Ainsi Angélique touchait, dans les profondeurs de son âme, une pensée affreuse, redoutable. Elle fut effrayée tout à coup.

— Non ! s’écria-t-elle, ce n’est pas cela que je veux ! Mère de Dieu !…

Elle fit le signe de la croix.

— Je n’ai jamais songé à une chose pareille ! je ne veux pas ! je ne veux pas !…

Et elle ferma les yeux et mit ses mains sur ses paupières, comme pour ne pas voir cette mauvaise pensée, cette pensée semblable à l’esprit de ténèbres, qui vient quand on l’évoque et refuse de partir quand on le lui ordonne.

VII

C’est dans une heure d’obscurité morale que les premières suggestions mauvaises rampent vers l’âme. Elles ressemblent au mendiant qui demande humblement à s’asseoir au coin de notre foyer. Il entre, se réchauffe et mange notre pain. Oublieux de notre dignité, nous causons et rions avec lui, sans crainte et sans soupçon.

Malheur à nous si nous avons donné l’hospitalité à un assassin !

À l’heure de minuit, il se lèvera furtivement, et plongera un poignard dans le sein de son bienfaiteur trop confiant.

Les mauvaises suggestions étouffent la conscience qui veille sur notre probité.

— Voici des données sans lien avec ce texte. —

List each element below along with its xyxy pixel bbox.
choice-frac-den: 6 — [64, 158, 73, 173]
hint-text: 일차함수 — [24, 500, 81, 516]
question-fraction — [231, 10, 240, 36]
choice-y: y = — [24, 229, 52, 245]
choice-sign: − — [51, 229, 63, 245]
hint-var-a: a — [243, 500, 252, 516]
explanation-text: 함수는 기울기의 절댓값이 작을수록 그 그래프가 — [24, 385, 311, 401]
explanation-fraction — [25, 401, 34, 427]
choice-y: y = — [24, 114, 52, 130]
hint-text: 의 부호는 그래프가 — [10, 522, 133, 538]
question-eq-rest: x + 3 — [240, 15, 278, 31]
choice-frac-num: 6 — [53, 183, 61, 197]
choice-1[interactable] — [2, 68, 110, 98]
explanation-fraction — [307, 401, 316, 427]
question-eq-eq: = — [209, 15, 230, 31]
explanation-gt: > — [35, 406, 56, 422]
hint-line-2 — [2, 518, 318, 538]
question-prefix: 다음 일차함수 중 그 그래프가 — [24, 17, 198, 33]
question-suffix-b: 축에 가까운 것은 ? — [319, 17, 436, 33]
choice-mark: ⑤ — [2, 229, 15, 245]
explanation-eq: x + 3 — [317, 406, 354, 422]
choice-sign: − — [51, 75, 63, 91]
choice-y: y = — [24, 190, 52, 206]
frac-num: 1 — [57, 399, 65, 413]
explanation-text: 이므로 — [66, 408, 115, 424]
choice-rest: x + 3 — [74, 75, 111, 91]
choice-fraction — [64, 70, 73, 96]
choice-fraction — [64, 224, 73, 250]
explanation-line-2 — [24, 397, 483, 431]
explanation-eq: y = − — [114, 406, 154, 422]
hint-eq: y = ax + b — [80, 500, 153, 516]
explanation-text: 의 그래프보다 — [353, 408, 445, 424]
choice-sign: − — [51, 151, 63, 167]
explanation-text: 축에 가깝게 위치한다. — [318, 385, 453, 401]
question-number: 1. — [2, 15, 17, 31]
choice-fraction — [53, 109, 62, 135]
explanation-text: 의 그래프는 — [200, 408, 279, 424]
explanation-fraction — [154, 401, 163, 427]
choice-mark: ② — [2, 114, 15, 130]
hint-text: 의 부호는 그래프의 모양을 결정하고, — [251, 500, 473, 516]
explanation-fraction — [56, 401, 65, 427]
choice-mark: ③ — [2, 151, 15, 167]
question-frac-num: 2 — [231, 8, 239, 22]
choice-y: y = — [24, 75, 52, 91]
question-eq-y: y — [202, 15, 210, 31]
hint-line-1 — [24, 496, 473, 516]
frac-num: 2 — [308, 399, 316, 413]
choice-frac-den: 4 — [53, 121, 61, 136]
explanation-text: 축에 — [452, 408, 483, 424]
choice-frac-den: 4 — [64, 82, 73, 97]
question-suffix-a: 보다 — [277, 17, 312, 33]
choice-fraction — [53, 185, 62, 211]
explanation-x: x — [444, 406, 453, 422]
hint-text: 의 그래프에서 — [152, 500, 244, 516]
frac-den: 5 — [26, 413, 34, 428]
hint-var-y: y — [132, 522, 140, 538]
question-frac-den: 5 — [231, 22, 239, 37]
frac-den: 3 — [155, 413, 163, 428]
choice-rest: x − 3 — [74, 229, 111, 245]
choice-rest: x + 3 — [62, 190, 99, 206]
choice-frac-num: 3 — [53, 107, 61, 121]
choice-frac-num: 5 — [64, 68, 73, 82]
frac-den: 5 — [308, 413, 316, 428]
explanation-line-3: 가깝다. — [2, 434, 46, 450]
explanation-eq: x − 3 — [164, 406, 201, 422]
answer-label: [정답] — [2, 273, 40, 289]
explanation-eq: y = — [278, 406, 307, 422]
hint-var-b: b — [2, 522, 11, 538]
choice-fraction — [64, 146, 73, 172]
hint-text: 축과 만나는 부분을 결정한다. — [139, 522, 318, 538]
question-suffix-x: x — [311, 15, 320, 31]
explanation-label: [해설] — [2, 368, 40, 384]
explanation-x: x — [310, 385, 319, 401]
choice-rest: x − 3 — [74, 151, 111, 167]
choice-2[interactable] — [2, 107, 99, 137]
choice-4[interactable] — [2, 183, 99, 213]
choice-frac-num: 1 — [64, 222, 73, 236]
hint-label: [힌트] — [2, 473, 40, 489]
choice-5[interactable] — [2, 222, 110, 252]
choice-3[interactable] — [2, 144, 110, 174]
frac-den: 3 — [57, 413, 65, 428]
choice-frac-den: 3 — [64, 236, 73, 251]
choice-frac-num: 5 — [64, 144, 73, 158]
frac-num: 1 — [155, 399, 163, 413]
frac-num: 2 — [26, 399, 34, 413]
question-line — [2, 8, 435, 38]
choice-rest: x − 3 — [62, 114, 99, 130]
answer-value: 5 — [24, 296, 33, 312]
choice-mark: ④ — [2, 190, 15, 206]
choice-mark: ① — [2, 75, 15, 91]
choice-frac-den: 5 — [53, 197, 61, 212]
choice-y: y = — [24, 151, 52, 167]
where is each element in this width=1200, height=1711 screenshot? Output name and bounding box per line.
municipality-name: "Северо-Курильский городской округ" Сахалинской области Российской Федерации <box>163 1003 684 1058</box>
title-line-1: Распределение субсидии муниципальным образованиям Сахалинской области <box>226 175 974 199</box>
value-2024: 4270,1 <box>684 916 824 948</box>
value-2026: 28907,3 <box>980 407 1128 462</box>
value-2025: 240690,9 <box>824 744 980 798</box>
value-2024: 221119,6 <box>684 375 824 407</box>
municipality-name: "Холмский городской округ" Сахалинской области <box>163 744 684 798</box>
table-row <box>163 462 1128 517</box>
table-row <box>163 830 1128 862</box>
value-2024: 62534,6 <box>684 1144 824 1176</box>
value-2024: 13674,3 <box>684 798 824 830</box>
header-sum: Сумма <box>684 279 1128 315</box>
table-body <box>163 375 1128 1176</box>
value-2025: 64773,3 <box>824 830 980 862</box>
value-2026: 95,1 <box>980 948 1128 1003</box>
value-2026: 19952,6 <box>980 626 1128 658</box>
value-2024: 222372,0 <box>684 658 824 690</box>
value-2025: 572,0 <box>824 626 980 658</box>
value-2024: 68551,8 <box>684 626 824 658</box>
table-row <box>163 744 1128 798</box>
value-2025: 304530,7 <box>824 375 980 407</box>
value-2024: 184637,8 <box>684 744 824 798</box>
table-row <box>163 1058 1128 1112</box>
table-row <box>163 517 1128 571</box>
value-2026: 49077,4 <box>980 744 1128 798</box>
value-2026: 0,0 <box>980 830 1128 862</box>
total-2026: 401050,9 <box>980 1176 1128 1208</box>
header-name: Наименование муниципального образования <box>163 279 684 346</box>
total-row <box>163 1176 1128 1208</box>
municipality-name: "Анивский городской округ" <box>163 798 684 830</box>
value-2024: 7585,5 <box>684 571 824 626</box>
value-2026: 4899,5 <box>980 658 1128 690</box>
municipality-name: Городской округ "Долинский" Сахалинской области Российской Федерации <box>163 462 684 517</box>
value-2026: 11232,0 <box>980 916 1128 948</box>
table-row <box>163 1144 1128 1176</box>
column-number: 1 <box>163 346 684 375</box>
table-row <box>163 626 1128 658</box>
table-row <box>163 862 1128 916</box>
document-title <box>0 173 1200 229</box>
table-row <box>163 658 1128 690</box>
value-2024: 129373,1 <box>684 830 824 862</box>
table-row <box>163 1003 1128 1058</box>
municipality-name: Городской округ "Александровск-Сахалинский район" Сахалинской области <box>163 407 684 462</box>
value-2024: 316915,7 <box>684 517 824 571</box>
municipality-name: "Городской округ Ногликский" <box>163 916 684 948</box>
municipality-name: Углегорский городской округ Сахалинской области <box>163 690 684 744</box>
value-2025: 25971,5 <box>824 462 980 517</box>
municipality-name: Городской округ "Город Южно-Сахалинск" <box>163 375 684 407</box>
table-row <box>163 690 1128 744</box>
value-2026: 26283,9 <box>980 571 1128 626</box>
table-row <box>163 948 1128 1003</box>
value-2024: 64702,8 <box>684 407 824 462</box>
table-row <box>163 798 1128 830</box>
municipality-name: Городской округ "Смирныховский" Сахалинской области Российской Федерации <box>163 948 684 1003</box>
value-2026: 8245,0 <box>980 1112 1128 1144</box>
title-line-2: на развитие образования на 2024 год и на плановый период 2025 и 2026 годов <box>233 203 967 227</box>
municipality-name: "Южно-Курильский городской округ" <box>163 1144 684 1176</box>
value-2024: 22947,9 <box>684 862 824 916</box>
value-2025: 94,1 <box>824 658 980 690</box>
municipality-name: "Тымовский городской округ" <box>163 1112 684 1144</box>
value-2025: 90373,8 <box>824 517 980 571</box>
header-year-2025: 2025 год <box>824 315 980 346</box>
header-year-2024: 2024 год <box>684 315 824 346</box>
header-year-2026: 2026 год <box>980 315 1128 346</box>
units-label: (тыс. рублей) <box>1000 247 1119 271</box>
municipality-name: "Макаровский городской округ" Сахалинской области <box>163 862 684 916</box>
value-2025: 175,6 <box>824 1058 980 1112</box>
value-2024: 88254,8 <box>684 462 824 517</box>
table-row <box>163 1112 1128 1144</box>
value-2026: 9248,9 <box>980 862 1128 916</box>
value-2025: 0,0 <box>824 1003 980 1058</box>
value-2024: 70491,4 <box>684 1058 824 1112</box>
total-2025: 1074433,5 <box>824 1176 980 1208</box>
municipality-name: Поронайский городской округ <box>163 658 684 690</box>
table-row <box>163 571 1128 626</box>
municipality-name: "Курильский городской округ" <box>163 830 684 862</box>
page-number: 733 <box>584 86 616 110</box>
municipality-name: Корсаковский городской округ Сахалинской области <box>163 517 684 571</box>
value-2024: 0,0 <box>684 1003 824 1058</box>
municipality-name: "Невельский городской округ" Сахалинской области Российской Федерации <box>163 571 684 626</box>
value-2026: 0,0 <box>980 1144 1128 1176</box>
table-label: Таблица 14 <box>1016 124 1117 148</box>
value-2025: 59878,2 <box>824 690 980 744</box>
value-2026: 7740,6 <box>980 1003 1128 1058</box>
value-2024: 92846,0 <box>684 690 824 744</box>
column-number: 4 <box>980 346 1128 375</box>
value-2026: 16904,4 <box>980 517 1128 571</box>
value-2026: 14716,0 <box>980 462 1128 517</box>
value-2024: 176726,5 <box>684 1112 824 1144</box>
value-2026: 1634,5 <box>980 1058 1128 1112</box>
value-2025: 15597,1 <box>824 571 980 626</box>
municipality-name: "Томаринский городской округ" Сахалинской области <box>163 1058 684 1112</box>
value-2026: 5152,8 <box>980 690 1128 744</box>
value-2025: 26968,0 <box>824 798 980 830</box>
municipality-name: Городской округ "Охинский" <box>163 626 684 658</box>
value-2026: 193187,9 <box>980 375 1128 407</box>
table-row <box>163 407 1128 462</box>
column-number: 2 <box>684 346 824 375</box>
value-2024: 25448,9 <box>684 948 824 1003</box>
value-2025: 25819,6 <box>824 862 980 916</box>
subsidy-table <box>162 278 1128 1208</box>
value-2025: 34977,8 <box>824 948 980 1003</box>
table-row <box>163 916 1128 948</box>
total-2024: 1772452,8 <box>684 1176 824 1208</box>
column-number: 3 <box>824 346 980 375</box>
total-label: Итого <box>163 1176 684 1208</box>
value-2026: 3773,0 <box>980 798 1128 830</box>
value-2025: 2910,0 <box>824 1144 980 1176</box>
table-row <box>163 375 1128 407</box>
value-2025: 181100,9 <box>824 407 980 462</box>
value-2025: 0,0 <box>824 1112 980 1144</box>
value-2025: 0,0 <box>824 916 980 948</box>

Angélique voyait passer et repasser devant elle, comme dans un enchantement, des figures étranges qu’elle n’avait jamais vues, et parmi toutes ces figures la belle et mélancolique Caroline de St. Castin. Elle crut entendre un bruissement d’ailes, un cri aigu, puis tout rentra dans le silence.

Elle se leva frissonnante, se dirigea vers une table de marbre, où se trouvait une carafe de vin, remplit une coupe de la délicieuse boisson et la vida tout entière. Elle se sentit plus forte. Elle en but une seconde et se mit à rire de sa frayeur.